STOCKWATCH.ID (JAKARTA) – Manajemen PT Ketrosden Triasmitra Tbk (KETR) atau disebut Triasmitra membidik pendapatan sebesar Rp1,010 triliun pada 2026. Target ini naik 35% dari realisasi pendapatan KETR pada tahun 2025 sebesar Rp750,2 miliar.
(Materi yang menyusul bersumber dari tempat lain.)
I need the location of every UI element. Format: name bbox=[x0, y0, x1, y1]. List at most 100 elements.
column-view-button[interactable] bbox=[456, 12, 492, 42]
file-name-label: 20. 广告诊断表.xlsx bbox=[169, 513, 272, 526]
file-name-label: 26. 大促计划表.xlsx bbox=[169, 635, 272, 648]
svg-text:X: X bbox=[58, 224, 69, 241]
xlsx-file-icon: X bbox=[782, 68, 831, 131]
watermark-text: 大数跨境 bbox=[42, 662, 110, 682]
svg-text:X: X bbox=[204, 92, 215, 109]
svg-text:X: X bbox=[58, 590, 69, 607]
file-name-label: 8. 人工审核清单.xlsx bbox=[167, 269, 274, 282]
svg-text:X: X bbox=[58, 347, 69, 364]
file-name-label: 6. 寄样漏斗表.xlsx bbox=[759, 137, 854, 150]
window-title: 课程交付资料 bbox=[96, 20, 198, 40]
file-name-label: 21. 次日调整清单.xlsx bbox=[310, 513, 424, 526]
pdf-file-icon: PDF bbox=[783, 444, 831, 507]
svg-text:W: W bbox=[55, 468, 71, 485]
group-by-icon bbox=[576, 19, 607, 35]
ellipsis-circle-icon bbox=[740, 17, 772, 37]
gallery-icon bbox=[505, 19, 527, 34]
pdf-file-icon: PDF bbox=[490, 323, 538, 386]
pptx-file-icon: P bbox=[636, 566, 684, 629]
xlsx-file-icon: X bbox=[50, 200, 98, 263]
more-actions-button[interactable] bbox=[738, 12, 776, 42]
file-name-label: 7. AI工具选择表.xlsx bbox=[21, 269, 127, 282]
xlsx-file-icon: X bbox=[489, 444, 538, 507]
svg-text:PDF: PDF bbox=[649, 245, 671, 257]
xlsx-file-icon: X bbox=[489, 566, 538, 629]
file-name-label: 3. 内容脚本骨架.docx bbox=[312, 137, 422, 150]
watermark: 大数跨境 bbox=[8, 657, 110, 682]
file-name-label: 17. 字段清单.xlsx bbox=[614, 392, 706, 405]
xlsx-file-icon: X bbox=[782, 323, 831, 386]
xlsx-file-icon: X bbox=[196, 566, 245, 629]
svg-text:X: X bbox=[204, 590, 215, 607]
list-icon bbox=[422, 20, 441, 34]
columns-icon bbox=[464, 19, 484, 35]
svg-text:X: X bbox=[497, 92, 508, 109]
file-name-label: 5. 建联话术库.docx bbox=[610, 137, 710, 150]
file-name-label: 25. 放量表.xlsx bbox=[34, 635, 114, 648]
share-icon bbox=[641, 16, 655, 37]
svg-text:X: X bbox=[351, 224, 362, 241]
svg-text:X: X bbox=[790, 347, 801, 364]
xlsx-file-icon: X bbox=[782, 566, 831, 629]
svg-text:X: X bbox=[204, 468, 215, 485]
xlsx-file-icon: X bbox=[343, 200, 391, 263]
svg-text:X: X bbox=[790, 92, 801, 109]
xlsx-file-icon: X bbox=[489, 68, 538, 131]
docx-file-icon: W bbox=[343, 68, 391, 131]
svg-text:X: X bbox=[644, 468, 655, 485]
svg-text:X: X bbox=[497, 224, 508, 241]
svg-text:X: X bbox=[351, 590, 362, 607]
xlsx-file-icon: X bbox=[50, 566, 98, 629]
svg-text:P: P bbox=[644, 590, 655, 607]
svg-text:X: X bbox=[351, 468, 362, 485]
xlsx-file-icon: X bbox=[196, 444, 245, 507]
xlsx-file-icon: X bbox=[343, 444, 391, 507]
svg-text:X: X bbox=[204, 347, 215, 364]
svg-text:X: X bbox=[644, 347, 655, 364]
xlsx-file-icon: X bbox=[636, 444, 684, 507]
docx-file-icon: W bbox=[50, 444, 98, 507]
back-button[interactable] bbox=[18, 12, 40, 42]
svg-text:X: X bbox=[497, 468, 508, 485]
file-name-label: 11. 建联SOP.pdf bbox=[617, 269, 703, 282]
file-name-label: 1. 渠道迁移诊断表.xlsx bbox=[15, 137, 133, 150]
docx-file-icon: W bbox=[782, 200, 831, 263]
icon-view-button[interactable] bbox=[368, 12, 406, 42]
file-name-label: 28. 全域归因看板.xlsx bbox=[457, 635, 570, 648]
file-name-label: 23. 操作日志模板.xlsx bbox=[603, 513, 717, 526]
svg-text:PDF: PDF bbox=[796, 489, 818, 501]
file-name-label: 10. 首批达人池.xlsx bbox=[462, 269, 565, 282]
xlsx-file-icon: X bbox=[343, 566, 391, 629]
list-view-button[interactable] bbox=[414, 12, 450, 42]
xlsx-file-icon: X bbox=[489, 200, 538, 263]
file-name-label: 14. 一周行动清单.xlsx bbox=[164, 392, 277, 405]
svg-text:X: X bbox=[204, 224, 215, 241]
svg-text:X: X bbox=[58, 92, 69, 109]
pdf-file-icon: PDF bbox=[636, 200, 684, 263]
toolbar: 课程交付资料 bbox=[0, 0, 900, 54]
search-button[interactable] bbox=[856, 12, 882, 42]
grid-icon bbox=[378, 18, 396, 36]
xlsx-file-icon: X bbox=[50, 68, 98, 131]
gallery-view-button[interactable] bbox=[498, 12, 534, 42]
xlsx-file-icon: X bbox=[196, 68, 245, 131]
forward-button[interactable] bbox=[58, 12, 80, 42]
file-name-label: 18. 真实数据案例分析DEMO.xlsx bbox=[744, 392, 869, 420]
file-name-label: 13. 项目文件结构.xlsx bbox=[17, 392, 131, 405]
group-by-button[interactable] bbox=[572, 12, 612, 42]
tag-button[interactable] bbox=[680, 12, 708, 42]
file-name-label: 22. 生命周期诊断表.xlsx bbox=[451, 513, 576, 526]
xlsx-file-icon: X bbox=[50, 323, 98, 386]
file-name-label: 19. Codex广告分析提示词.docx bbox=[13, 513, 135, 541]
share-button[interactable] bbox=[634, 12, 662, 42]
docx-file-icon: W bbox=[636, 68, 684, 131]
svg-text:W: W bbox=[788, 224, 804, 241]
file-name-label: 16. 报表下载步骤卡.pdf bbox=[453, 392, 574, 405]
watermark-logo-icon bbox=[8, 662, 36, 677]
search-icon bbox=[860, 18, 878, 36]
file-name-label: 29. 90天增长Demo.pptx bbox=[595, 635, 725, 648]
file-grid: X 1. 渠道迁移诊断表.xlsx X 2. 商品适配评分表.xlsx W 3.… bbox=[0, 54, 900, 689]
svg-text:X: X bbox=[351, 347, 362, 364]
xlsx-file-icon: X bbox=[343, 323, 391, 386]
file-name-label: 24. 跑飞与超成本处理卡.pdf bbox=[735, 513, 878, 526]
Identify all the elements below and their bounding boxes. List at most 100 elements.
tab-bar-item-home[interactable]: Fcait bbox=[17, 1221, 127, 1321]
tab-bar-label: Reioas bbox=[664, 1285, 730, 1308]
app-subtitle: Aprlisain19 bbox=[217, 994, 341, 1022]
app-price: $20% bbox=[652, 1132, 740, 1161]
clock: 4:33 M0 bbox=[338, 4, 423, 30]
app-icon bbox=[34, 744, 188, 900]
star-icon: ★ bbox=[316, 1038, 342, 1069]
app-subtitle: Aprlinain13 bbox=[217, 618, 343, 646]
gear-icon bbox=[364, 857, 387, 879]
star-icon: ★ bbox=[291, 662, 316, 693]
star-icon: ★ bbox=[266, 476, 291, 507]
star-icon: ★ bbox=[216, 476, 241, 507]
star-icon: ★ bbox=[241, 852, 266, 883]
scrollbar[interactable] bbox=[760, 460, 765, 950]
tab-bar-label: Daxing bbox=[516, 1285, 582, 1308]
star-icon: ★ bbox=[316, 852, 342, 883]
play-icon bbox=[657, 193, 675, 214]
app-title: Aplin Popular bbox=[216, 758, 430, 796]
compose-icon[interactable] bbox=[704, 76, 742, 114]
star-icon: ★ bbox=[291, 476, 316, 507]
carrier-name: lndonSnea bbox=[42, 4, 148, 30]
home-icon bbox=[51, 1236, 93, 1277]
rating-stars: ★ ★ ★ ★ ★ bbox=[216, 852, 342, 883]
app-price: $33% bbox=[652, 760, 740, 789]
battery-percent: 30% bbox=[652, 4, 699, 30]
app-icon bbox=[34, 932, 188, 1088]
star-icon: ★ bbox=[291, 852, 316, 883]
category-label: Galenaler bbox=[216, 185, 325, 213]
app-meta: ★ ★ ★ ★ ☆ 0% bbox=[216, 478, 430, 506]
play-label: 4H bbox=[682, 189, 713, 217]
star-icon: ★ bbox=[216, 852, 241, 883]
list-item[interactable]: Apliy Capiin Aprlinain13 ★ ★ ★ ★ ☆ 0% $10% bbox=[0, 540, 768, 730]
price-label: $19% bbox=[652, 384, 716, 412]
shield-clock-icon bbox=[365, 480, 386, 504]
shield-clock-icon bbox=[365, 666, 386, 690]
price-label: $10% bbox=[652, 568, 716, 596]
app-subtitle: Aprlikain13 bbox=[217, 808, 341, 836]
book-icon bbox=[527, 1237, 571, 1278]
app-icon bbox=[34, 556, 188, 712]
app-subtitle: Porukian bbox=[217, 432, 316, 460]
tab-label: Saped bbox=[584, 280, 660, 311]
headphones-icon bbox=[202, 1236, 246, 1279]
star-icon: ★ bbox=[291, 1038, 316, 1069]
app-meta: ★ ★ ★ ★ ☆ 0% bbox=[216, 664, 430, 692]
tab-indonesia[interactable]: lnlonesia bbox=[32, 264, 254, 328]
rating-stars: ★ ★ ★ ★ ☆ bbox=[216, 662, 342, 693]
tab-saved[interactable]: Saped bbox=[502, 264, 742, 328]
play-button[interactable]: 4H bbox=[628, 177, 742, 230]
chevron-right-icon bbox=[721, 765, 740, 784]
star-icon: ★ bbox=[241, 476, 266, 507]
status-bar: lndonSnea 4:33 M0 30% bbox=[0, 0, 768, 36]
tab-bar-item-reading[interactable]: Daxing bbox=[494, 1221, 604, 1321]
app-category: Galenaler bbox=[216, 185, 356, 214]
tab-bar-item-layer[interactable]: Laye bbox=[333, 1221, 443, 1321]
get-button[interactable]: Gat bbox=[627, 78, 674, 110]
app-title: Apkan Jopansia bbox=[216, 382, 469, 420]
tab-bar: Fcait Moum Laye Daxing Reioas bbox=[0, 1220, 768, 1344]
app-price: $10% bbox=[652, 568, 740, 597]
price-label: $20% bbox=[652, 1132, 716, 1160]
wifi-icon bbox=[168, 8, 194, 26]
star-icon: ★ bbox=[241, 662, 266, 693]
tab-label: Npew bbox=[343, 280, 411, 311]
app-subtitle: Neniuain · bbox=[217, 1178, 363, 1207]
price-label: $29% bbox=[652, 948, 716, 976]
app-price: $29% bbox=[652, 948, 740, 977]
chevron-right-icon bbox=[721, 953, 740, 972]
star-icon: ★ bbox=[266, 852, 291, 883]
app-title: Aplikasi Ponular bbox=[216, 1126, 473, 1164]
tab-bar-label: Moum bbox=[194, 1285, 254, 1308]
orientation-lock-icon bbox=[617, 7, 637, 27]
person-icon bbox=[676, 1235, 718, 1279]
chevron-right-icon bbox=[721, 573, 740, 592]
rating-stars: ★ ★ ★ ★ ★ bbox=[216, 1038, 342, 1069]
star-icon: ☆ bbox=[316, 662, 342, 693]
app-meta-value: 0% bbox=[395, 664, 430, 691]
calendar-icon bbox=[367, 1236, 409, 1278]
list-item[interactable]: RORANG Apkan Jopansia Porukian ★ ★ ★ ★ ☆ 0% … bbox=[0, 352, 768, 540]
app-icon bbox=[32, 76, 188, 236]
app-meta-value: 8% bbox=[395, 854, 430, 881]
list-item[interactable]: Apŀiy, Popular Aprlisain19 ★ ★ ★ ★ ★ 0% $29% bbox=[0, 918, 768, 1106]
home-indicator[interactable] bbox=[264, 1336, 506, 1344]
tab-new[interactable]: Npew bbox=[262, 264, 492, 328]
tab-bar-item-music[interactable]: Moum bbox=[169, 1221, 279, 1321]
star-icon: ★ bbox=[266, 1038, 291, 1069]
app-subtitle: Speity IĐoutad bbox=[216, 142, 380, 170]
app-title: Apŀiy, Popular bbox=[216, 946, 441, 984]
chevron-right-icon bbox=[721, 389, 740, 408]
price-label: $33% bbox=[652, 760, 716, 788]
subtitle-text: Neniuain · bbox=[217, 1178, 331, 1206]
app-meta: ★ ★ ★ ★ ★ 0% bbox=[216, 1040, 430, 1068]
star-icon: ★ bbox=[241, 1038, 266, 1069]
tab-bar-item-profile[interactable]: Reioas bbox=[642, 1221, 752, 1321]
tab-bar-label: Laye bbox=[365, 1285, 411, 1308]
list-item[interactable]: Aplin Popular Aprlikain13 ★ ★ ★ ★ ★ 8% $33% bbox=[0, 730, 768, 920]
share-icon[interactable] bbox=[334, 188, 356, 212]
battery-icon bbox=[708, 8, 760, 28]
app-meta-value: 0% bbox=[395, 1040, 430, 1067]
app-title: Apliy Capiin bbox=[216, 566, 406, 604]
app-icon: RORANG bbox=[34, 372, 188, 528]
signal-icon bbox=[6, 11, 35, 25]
Dalam materi paparan publik KETR yang disampaikan ke BEI, Kamis (11/6/2026), terungkap, Perseroan mencatatkan total pendapatan sebesar Rp750,2 miliar sepanjang tahun 2025. Pendapatan ini mengalami pertumbuhan sebesar 34,8% dibandingkan realisasi tahun 2024 sebesar Rp566,4 miliar.
Sebagai catatan, sepanjang kuartal I 2026, KETR mencatat pendapatan sebesar Rp229,80 miliar, meningkat 98,84% dari Rp115,57 miliar di periode yang sama tahun 2025. Laba bruto KETR tumbuh 48,6% menjadi Rp95,93 miliar dari Rp64,56 miliar pada kuartal I 2025.
Meski beban usaha KETR naik 21,3% menjadi Rp30,01 miliar dari Rp24,74 miliar, Perseroan tetap mencatat laba usaha sebesar Rp65,92 miliar di kuartal I 2026, naik 65,5% dari Rp39,82 miliar pada kuartal I 2025. Laba sebelum pajak KETR mencapai Rp45,31 miliar, tumbuh sebesar 170,83% dari Rp16,73 miliar.
Emiten bidang pembangunan, penjualan, dan pemeliharaan jaringan telekomunikasi kabel serat optik ini mencatat laba tahun berjalan yang diatribusikan ke pemilik entitas induk sebesar Rp45,31 miliar per 31 Maret 2026, meningkat signifikan sebesar 170,83% dari Rp16,73 miliar per 31 Maret 2025.
Sementara itu, jumlah liabilitas KETR turun menjadi Rp958,02 miliar hingga 31 Maret 2026 dari Rp1,22 triliun hingga 31 Desember 2025. Jumlah aset turun menjadi Rp2,17 triliun hingga 31 Maret 2026 dari Rp2,39 triliun hingga 31 Desember 2025.